I have a master's degree from Stanford in software theory, but most of what I did for that degree was related to mathematical models of concurrency and I did far more set theory than programming language theory. I do have some basic exposure to compiler theory and the fundamentals of programming language theory. I understand lambda calculus (although I may have to reach for the more subtle stuff these days), and I'm familiar with and rather like currying. Most of those skills haven't been exercised much since I graduated (in 1997) and went to work full-time as a systems administrator.

Professional

Since graduating, the only languages I've used extensively have been Perl (my first language of choice for most problems) and C, plus supporting languages for C package development (make, Autoconf, and Automake). I've written multiple non-trivial applications in C as well as helped maintain INN and OpenAFS, and I use Autoconf and Automake for all C projects now. I've also written a goodly number of Bourne shell scripts. (I learned Perl before I learned shell, which is backwards from most people.) I've dabbled in a bit of Tcl, but not enough to really have a well-considered opinion about the language.

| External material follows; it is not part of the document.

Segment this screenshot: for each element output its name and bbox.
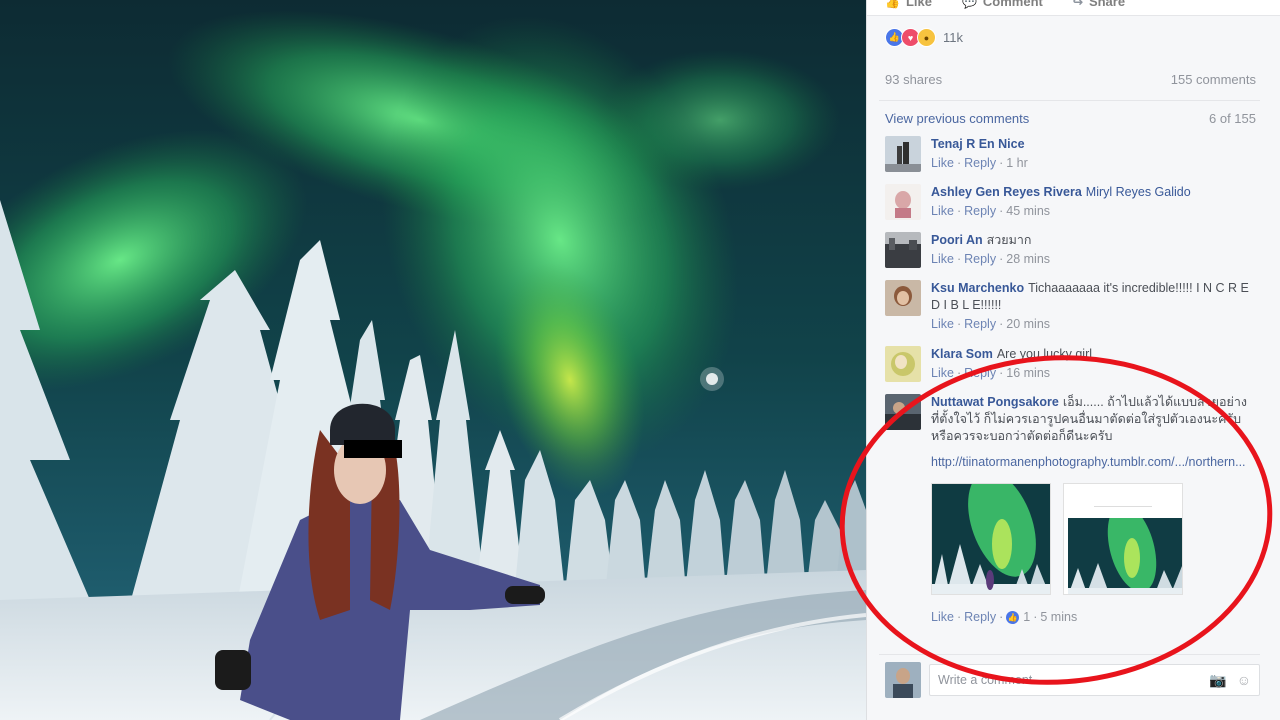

I've used Perl in just about every way one can, from straight imperative or object-oriented pure Perl programs to both XS bindings for C libraries in Perl (multiple times) and embedding Perl in other software. I used to actively follow Perl development and I have several modules in Perl core, including the primary text and *roff POD converters.

I started learning Python in April of 2001 and completed a couple of projects in that language, but I never stuck with it for long enough to become as comfortable with it as Perl and C. I still have to reach for the standard library.

Most of my professional work has concentrated in C and Perl and on implementation rather than exploration, so I tend to keep reaching for the languages that I already know, which has made it hard to use other languages for long enough to consider switching, or at least turning to them more frequently. Usually there's a deadline involved and learning a new language would add unnecessary time. However, I have been exposed to several other languages as part of maintaining bindings and additional implementations for remctl, which is why I know some PHP, Ruby, and Java.

I've used Emacs as my primary editor since 1994 and have both extensively configured and customized Gnus and significantly enhanced the Emacs mode for editing Puppet manifests, so I have some practical experience with Emacs Lisp. It's still very much at the stage of reading and copying bits of other Emacs Lisp code, though, and that's the only functional-style programming language I've done much with.

As of 2010, I'm starting to study Java more comprehensively, as the first in a series of steps to refresh my understanding of programming and get back into the habit of studying and learning new ways to do things.